The global toll from severe acute respiratory syndrome (SARS) climbed above 500 dead and 7,000 infected yesterday as China described its crisis as "grim" and announced that 120 bureaucrats had been fired or punished for mishandling or even concealing cases of the disease.
In one province, Communist Party members have been told to revive the ancient custom of bowing instead of shaking hands to prevent disease transmission.
"The current SARS situation is still grim, and the economic impact is more pronounced each day," the official Xinhua News Agency said in its report of a Chinese Cabinet meeting that ordered measures to protect exports and investments.
Li Kui-wai, an economist at the City University of Hong Kong, predicted China's gross domestic product could fall by 1 percent to 2 percent due to SARS.
In Moscow, Russian officials ordered airlines to suspend reservations on flights to China, Hong Kong and Taiwan because of SARS and to be prepared to cancel all flights.
China announced five more SARS fatalities and Hong Kong four, raising the global number of deaths to at least 507 yesterday.
SARS has killed 208 people in Hong Kong and 224 in China -- half in Beijing.

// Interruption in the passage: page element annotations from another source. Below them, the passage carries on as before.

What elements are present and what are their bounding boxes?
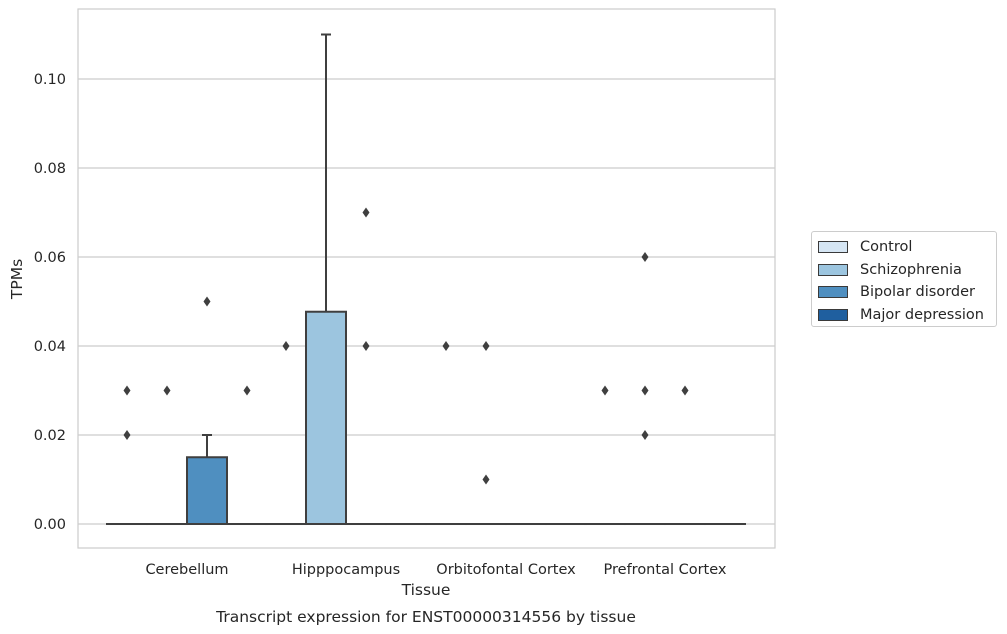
legend-item-bipolar-disorder: Bipolar disorder (818, 281, 996, 304)
outlier-point (362, 341, 370, 351)
legend-item-control: Control (818, 236, 996, 259)
outlier-point (482, 341, 490, 351)
y-tick-label: 0.02 (34, 428, 66, 444)
outlier-point (123, 385, 131, 396)
box-group (106, 385, 148, 526)
y-tick-label: 0.06 (34, 250, 66, 266)
outlier-point (641, 252, 649, 262)
series-group (146, 33, 666, 526)
series-group (186, 207, 706, 526)
legend-label: Schizophrenia (860, 261, 962, 278)
chart-title: Transcript expression for ENST0000031455… (215, 608, 636, 626)
box-group (186, 296, 228, 525)
x-tick-label: Hipppocampus (292, 562, 400, 578)
outlier-point (641, 385, 649, 396)
x-axis-title: Tissue (401, 581, 451, 599)
x-tick-label: Cerebellum (145, 562, 228, 578)
y-tick-label: 0.10 (34, 72, 66, 88)
outlier-point (163, 385, 171, 396)
outlier-point (243, 385, 251, 396)
outlier-point (601, 385, 609, 396)
x-tick-labels: Cerebellum Hipppocampus Orbitofontal Corte… (145, 562, 726, 578)
outlier-point (442, 341, 450, 351)
legend-item-schizophrenia: Schizophrenia (818, 259, 996, 282)
outlier-point (482, 474, 490, 485)
box-group (226, 385, 268, 526)
legend-label: Major depression (860, 306, 984, 323)
chart-legend: Control Schizophrenia Bipolar disorder M… (811, 231, 997, 327)
plot-area (77, 8, 776, 549)
y-tick-label: 0.08 (34, 161, 66, 177)
x-tick-label: Prefrontal Cortex (604, 562, 727, 578)
y-tick-label: 0.00 (34, 517, 66, 533)
legend-swatch (818, 286, 848, 299)
box-group (305, 33, 347, 525)
y-tick-labels: 0.00 0.02 0.04 0.06 0.08 0.10 (34, 72, 66, 533)
outlier-point (641, 430, 649, 440)
legend-label: Control (860, 239, 913, 256)
legend-label: Bipolar disorder (860, 284, 975, 301)
legend-swatch (818, 263, 848, 276)
outlier-point (203, 296, 211, 307)
box (305, 310, 347, 525)
outlier-point (681, 385, 689, 396)
outlier-point (282, 341, 290, 351)
y-tick-label: 0.04 (34, 339, 66, 355)
legend-swatch (818, 241, 848, 254)
legend-item-major-depression: Major depression (818, 304, 996, 327)
box (186, 456, 228, 525)
outlier-point (362, 207, 370, 218)
legend-swatch (818, 308, 848, 321)
box-series (106, 33, 746, 526)
series-group (226, 385, 746, 526)
outlier-point (123, 430, 131, 440)
x-tick-label: Orbitofontal Cortex (436, 562, 576, 578)
box-group (465, 341, 507, 526)
y-axis-title: TPMs (8, 259, 26, 300)
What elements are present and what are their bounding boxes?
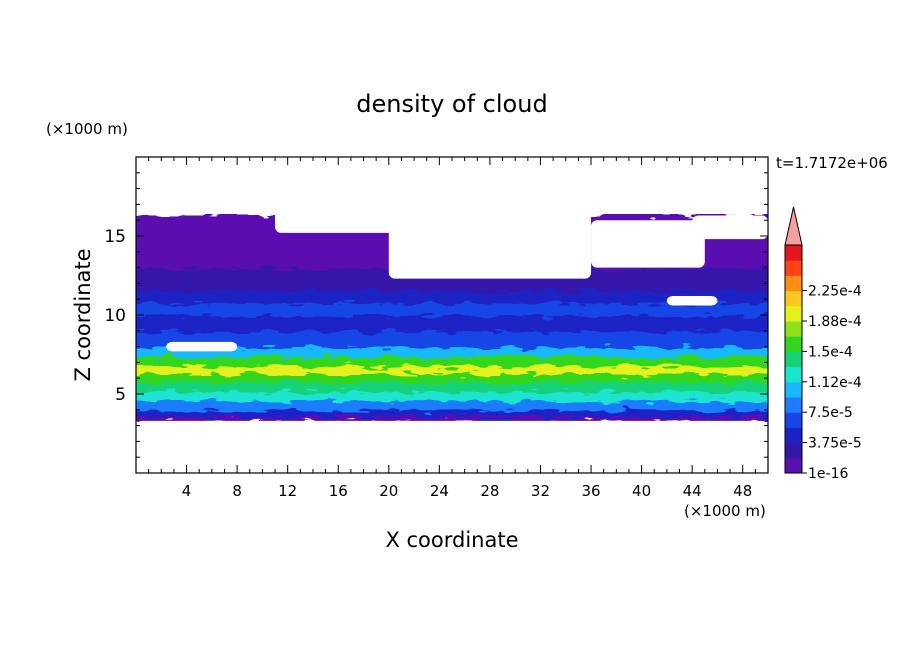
x-axis-ticks: 4 8 12 16 20 24 28 32 36 40 44 48 xyxy=(148,157,756,500)
density-band xyxy=(136,380,768,392)
y-axis-label: Z coordinate xyxy=(71,248,95,381)
colorbar-label: 3.75e-5 xyxy=(808,436,862,452)
colorbar-swatch xyxy=(785,336,802,352)
empty-region xyxy=(666,296,718,306)
empty-region xyxy=(388,172,592,279)
time-label: t=1.7172e+06 xyxy=(776,154,888,172)
x-tick-label: 48 xyxy=(733,482,752,500)
empty-region xyxy=(692,215,768,240)
colorbar-label: 7.5e-5 xyxy=(808,405,853,421)
colorbar: 1e-16 3.75e-5 7.5e-5 1.12e-4 1.5e-4 1.88e-4 2.… xyxy=(784,206,862,482)
colorbar-swatch xyxy=(785,412,802,428)
density-band xyxy=(136,329,768,348)
density-band xyxy=(136,345,768,358)
colorbar-swatch xyxy=(785,397,802,413)
empty-region xyxy=(591,220,705,268)
density-band xyxy=(136,408,768,418)
colorbar-label: 1.5e-4 xyxy=(808,344,853,360)
y-axis-ticks: 5 10 15 xyxy=(104,172,768,458)
density-band xyxy=(136,372,768,383)
density-band xyxy=(136,389,768,402)
x-tick-label: 36 xyxy=(581,482,600,500)
colorbar-swatch xyxy=(785,245,802,261)
y-tick-label: 5 xyxy=(115,385,126,405)
empty-regions xyxy=(136,157,768,473)
colorbar-swatch xyxy=(785,442,802,459)
colorbar-swatch xyxy=(785,275,802,292)
x-axis-label: X coordinate xyxy=(385,528,518,552)
empty-region xyxy=(275,172,402,233)
x-tick-label: 8 xyxy=(232,482,242,500)
x-unit-label: (×1000 m) xyxy=(684,502,766,520)
x-tick-label: 44 xyxy=(683,482,702,500)
y-unit-label: (×1000 m) xyxy=(46,120,128,138)
colorbar-label: 1.88e-4 xyxy=(808,314,862,330)
colorbar-swatch xyxy=(785,457,802,474)
y-tick-label: 10 xyxy=(104,306,126,326)
plot-area xyxy=(136,157,768,473)
colorbar-swatch xyxy=(785,321,802,337)
empty-region xyxy=(166,341,238,352)
density-band xyxy=(136,399,768,411)
x-tick-label: 4 xyxy=(182,482,192,500)
colorbar-label: 1.12e-4 xyxy=(808,375,862,391)
x-tick-label: 24 xyxy=(430,482,449,500)
density-band xyxy=(136,314,768,332)
density-band xyxy=(136,364,768,375)
colorbar-extend-arrow xyxy=(784,206,803,246)
colorbar-swatch xyxy=(785,305,802,322)
colorbar-swatch xyxy=(785,366,802,383)
x-tick-label: 12 xyxy=(278,482,297,500)
density-band xyxy=(136,355,768,367)
density-band xyxy=(136,301,768,316)
chart-title: density of cloud xyxy=(356,90,547,118)
x-tick-label: 16 xyxy=(329,482,348,500)
density-band xyxy=(136,288,768,304)
colorbar-swatch xyxy=(785,427,802,444)
colorbar-swatch xyxy=(785,351,802,368)
x-tick-label: 32 xyxy=(531,482,550,500)
x-tick-label: 40 xyxy=(632,482,651,500)
empty-region xyxy=(136,420,768,473)
colorbar-label: 2.25e-4 xyxy=(808,284,862,300)
y-tick-label: 15 xyxy=(104,227,126,247)
colorbar-swatch xyxy=(785,290,802,307)
colorbar-label: 1e-16 xyxy=(808,466,848,482)
x-tick-label: 28 xyxy=(480,482,499,500)
density-band xyxy=(136,415,768,422)
colorbar-swatch xyxy=(785,381,802,398)
colorbar-swatch xyxy=(785,260,802,276)
x-tick-label: 20 xyxy=(379,482,398,500)
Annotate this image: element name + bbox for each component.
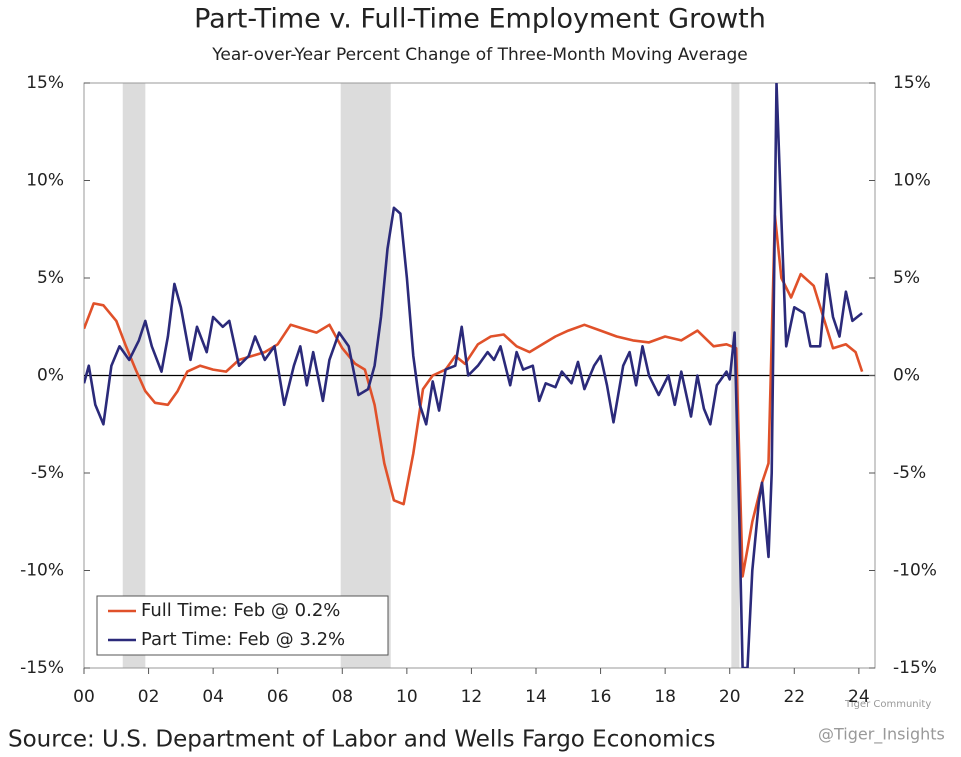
legend-box [96, 595, 389, 656]
y2-tick-label: -15% [893, 658, 937, 678]
x-tick-label: 12 [461, 687, 483, 707]
source: Source: U.S. Department of Labor and Wel… [8, 727, 716, 753]
y-tick-label: 0% [37, 366, 64, 386]
axes: -15% -10% -5% 0% 5% 10% 15% -15% -10% -5% 0% 5% 10% 1… [20, 73, 937, 707]
lines [84, 83, 864, 668]
x-tick-label: 02 [138, 687, 160, 707]
series-line [84, 214, 864, 578]
y-tick-label: 15% [26, 73, 64, 93]
y-tick-label: -5% [31, 463, 64, 483]
chart-subtitle: Year-over-Year Percent Change of Three-M… [211, 45, 747, 65]
y2-tick-label: 5% [893, 268, 920, 288]
x-tick-label: 06 [267, 687, 289, 707]
chart-title: Part-Time v. Full-Time Employment Growth [194, 4, 766, 35]
x-tick-label: 22 [783, 687, 805, 707]
x-tick-label: 16 [590, 687, 612, 707]
x-tick-label: 04 [202, 687, 224, 707]
y-tick-label: 10% [26, 171, 64, 191]
y-tick-label: -10% [20, 561, 64, 581]
legend-label: Full Time: Feb @ 0.2% [141, 600, 340, 621]
x-tick-label: 14 [525, 687, 547, 707]
watermark: @Tiger_Insights [818, 725, 945, 745]
x-tick-label: 24 [848, 687, 870, 707]
x-tick-label: 08 [331, 687, 353, 707]
watermark: Tiger Community [844, 699, 931, 710]
x-tick-label: 00 [73, 687, 95, 707]
y2-tick-label: 10% [893, 171, 931, 191]
y2-tick-label: 0% [893, 366, 920, 386]
y2-tick-label: -5% [893, 463, 926, 483]
series-line [84, 83, 863, 668]
y2-tick-label: -10% [893, 561, 937, 581]
y-tick-label: -15% [20, 658, 64, 678]
y2-tick-label: 15% [893, 73, 931, 93]
x-tick-label: 18 [654, 687, 676, 707]
legend-label: Part Time: Feb @ 3.2% [141, 629, 345, 650]
x-tick-label: 20 [719, 687, 741, 707]
y-tick-label: 5% [37, 268, 64, 288]
legend: Full Time: Feb @ 0.2% Part Time: Feb @ 3.… [96, 595, 389, 656]
x-tick-label: 10 [396, 687, 418, 707]
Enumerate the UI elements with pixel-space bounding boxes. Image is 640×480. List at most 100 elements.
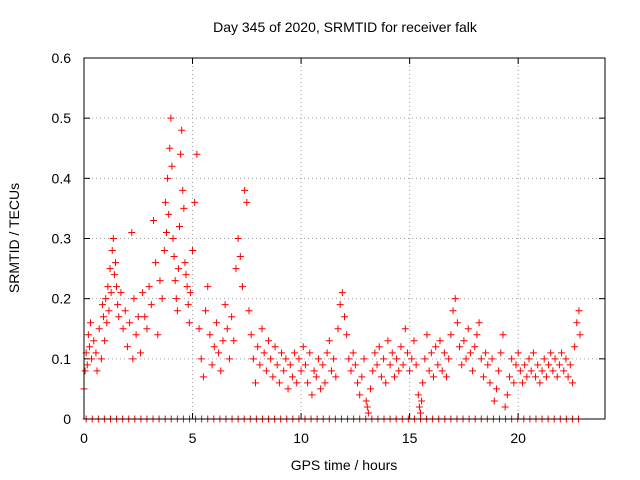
data-point (330, 355, 338, 363)
data-point (243, 198, 251, 206)
data-point (88, 355, 96, 363)
data-point (132, 331, 140, 339)
data-point (168, 162, 176, 170)
data-point (284, 385, 292, 393)
data-point (169, 235, 177, 242)
data-point (165, 210, 173, 218)
data-point (425, 367, 433, 375)
data-point (336, 301, 344, 309)
data-point (85, 343, 93, 351)
data-point (341, 313, 348, 321)
data-point (321, 379, 329, 387)
data-point (542, 373, 550, 381)
data-point (126, 319, 134, 327)
data-point (199, 373, 207, 381)
data-point (449, 307, 457, 315)
data-point (84, 331, 92, 339)
data-point (510, 379, 518, 387)
data-point (286, 361, 294, 369)
data-point (445, 355, 453, 363)
data-point (101, 337, 109, 345)
data-points (80, 114, 584, 423)
data-point (185, 319, 193, 327)
data-point (223, 325, 231, 333)
data-point (395, 367, 403, 375)
data-point (105, 307, 113, 315)
data-point (212, 319, 220, 327)
data-point (306, 349, 314, 357)
data-point (406, 367, 414, 375)
data-point (181, 259, 189, 267)
x-axis-label: GPS time / hours (291, 457, 398, 473)
data-point (208, 361, 216, 369)
data-point (371, 349, 379, 357)
data-point (109, 235, 117, 242)
data-point (312, 373, 320, 381)
data-point (451, 295, 459, 303)
data-point (390, 373, 398, 381)
data-point (215, 349, 223, 357)
data-point (241, 186, 249, 194)
data-point (93, 367, 101, 375)
data-point (245, 307, 253, 315)
x-tick-label: 5 (189, 430, 197, 446)
data-point (447, 331, 455, 339)
data-point (230, 337, 238, 345)
data-point (234, 235, 242, 242)
data-point (183, 283, 191, 291)
data-point (327, 367, 335, 375)
data-point (280, 367, 288, 375)
data-point (388, 349, 396, 357)
data-point (186, 289, 194, 297)
data-point (421, 355, 429, 363)
data-point (182, 271, 190, 279)
data-point (432, 343, 440, 351)
data-point (247, 331, 255, 339)
data-point (310, 367, 318, 375)
data-point (443, 373, 451, 381)
data-point (232, 265, 240, 273)
data-point (314, 355, 322, 363)
data-point (523, 373, 531, 381)
data-point (436, 337, 444, 345)
data-point (180, 204, 188, 212)
data-point (275, 379, 283, 387)
data-point (166, 144, 174, 152)
data-point (297, 367, 305, 375)
data-point (377, 373, 385, 381)
data-point (408, 355, 416, 363)
data-point (519, 379, 527, 387)
data-point (414, 391, 422, 399)
data-point (575, 307, 583, 315)
data-point (438, 367, 446, 375)
data-point (251, 379, 259, 387)
data-point (393, 355, 401, 363)
data-point (534, 361, 542, 369)
data-point (380, 355, 388, 363)
data-point (129, 355, 137, 363)
data-point (505, 373, 513, 381)
data-point (373, 361, 381, 369)
data-point (288, 373, 296, 381)
data-point (440, 349, 448, 357)
data-point (197, 355, 205, 363)
data-point (107, 289, 115, 297)
data-point (325, 337, 333, 345)
data-point (228, 313, 236, 321)
data-point (189, 247, 197, 255)
data-point (83, 361, 91, 369)
data-point (291, 349, 299, 357)
data-point (363, 403, 371, 411)
data-point (573, 319, 581, 327)
y-tick-label: 0.3 (52, 231, 72, 247)
data-point (206, 331, 214, 339)
grid-lines (84, 58, 605, 419)
data-point (130, 295, 138, 303)
data-point (262, 367, 270, 375)
data-point (416, 409, 424, 417)
data-point (167, 114, 175, 122)
data-point (338, 289, 346, 297)
data-point (173, 307, 181, 315)
data-point (427, 349, 435, 357)
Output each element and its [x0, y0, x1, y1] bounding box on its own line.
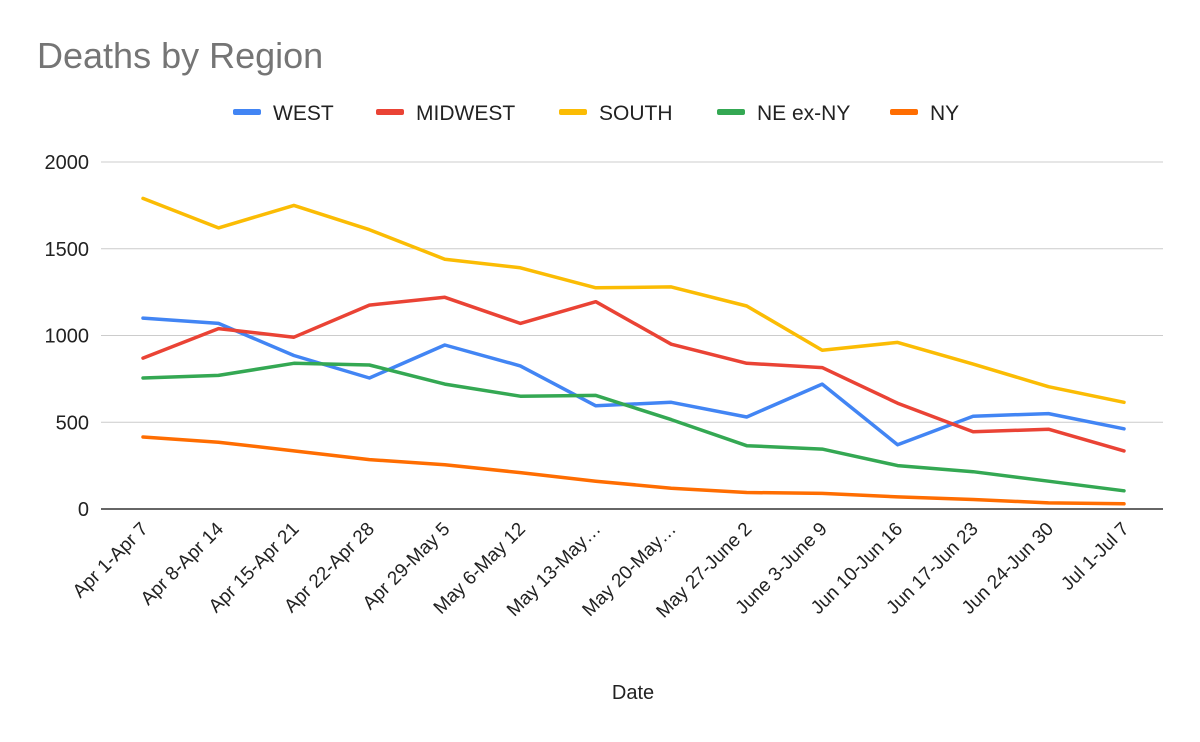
series-line-ne-ex-ny — [141, 361, 1126, 493]
legend-label-ny: NY — [930, 102, 959, 125]
legend-swatch-ne-ex-ny — [717, 109, 745, 115]
y-tick-label: 2000 — [45, 152, 90, 174]
legend-label-midwest: MIDWEST — [416, 102, 515, 125]
legend-swatch-ny — [890, 109, 918, 115]
series-line-midwest — [141, 295, 1126, 453]
legend-swatch-west — [233, 109, 261, 115]
legend-swatch-south — [559, 109, 587, 115]
legend-swatch-midwest — [376, 109, 404, 115]
legend-label-west: WEST — [273, 102, 334, 125]
y-tick-label: 500 — [56, 412, 89, 434]
y-axis-ticks: 0 500 1000 1500 2000 — [45, 152, 90, 521]
legend-label-ne-ex-ny: NE ex-NY — [757, 102, 850, 125]
legend: WEST MIDWEST SOUTH NE ex-NY NY — [233, 102, 959, 125]
y-tick-label: 0 — [78, 499, 89, 521]
x-tick-label: Apr 1-Apr 7 — [69, 519, 153, 603]
series-line-south — [141, 196, 1126, 405]
chart-title: Deaths by Region — [37, 35, 323, 76]
x-tick-label: Jul 1-Jul 7 — [1057, 519, 1133, 595]
legend-label-south: SOUTH — [599, 102, 673, 125]
series-line-ny — [141, 435, 1126, 506]
series-line-west — [141, 316, 1126, 447]
gridlines — [101, 161, 1163, 423]
y-tick-label: 1500 — [45, 239, 90, 261]
y-tick-label: 1000 — [45, 326, 90, 348]
series-lines — [141, 196, 1126, 506]
x-axis-label: Date — [612, 682, 654, 704]
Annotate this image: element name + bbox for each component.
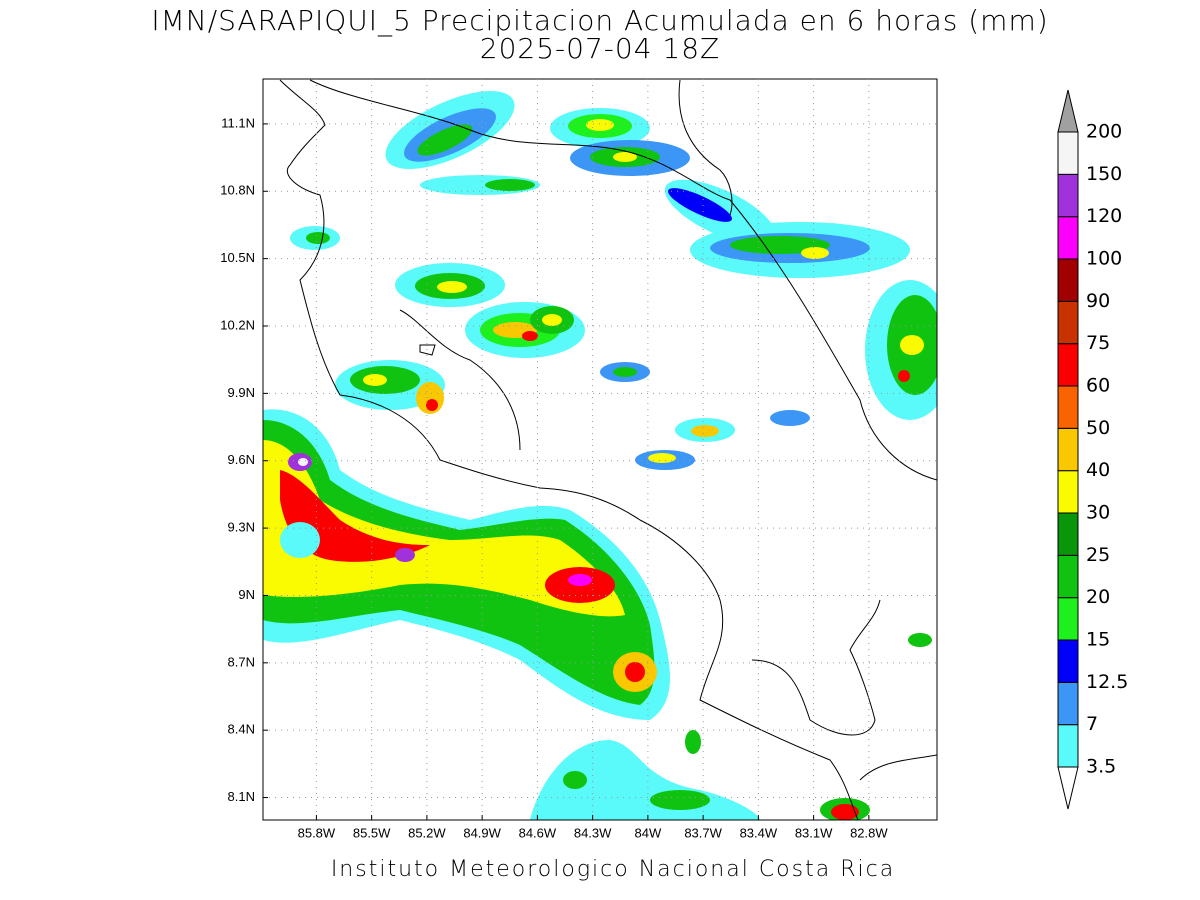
lon-tick-label: 84W: [635, 825, 662, 840]
colorbar-above: [1057, 89, 1079, 133]
subtitle: 2025-07-04 18Z: [480, 32, 720, 65]
lon-tick-label: 84.6W: [519, 825, 557, 840]
lat-tick-label: 8.1N: [228, 789, 255, 804]
colorbar-box: [1057, 470, 1079, 514]
colorbar-box: [1057, 724, 1079, 768]
colorbar-box: [1057, 427, 1079, 472]
colorbar-label: 100: [1086, 248, 1122, 270]
colorbar-label: 150: [1086, 163, 1122, 185]
lon-tick-label: 85.2W: [408, 825, 446, 840]
lon-tick-label: 83.7W: [684, 825, 722, 840]
colorbar-box: [1057, 300, 1079, 345]
colorbar-label: 25: [1086, 544, 1110, 566]
lat-tick-label: 8.7N: [228, 654, 255, 669]
lon-tick-label: 83.4W: [740, 825, 778, 840]
lon-tick-label: 84.3W: [574, 825, 612, 840]
title: IMN/SARAPIQUI_5 Precipitacion Acumulada …: [151, 4, 1048, 38]
colorbar-label: 90: [1086, 290, 1110, 312]
colorbar-box: [1057, 343, 1079, 387]
colorbar-box: [1057, 216, 1079, 260]
colorbar-box: [1057, 131, 1079, 175]
colorbar-box: [1057, 554, 1079, 599]
colorbar-label: 3.5: [1086, 756, 1116, 778]
lat-tick-label: 10.5N: [220, 250, 255, 265]
lon-tick-label: 85.5W: [353, 825, 391, 840]
colorbar-box: [1057, 258, 1079, 302]
lat-tick-label: 8.4N: [228, 722, 255, 737]
colorbar-label: 200: [1086, 121, 1122, 143]
colorbar-box: [1057, 385, 1079, 429]
colorbar-box: [1057, 597, 1079, 641]
lon-tick-label: 84.9W: [463, 825, 501, 840]
colorbar-label: 30: [1086, 502, 1110, 524]
lat-tick-label: 10.8N: [220, 183, 255, 198]
colorbar-box: [1057, 512, 1079, 556]
lat-tick-label: 9N: [238, 587, 255, 602]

In Hong Kong a 100-year-old woman was among the new victims. One of the Chinese victims was from Shanghai -- the first reported SARS fatality in the nation's most populous city.
So far, SARS has mostly been an urban disease. But authorities fear it might spread into the countryside, where the majority of China's 1.3 billion people live amid a shortage of doctors and hospitals unable to cope with epidemics.
WHO investigators were due yesterday to go to Hebei, a province bordering Beijing and where there has been a marked surge in cases.
A new unidentified pneumonia has appeared in the jungles of Cambodia. An outbreak has been controlled, but seven people have died. Doctors say they are baffled by it, just like they were initially by SARS.
SARS first surfaced as a mystery illness in southern China last November, when it was described only as an atypical pneumonia.
The new illness has SARS-like symptoms including fever, coughing and breathing problems, but sufferers also have diarrhea and maintain normal white blood cell counts.
SARS has taken the lives of many health professionals. Doctors and nurses working in SARS wards across Asia are being hailed as heroes who put their own lives at risk to save others.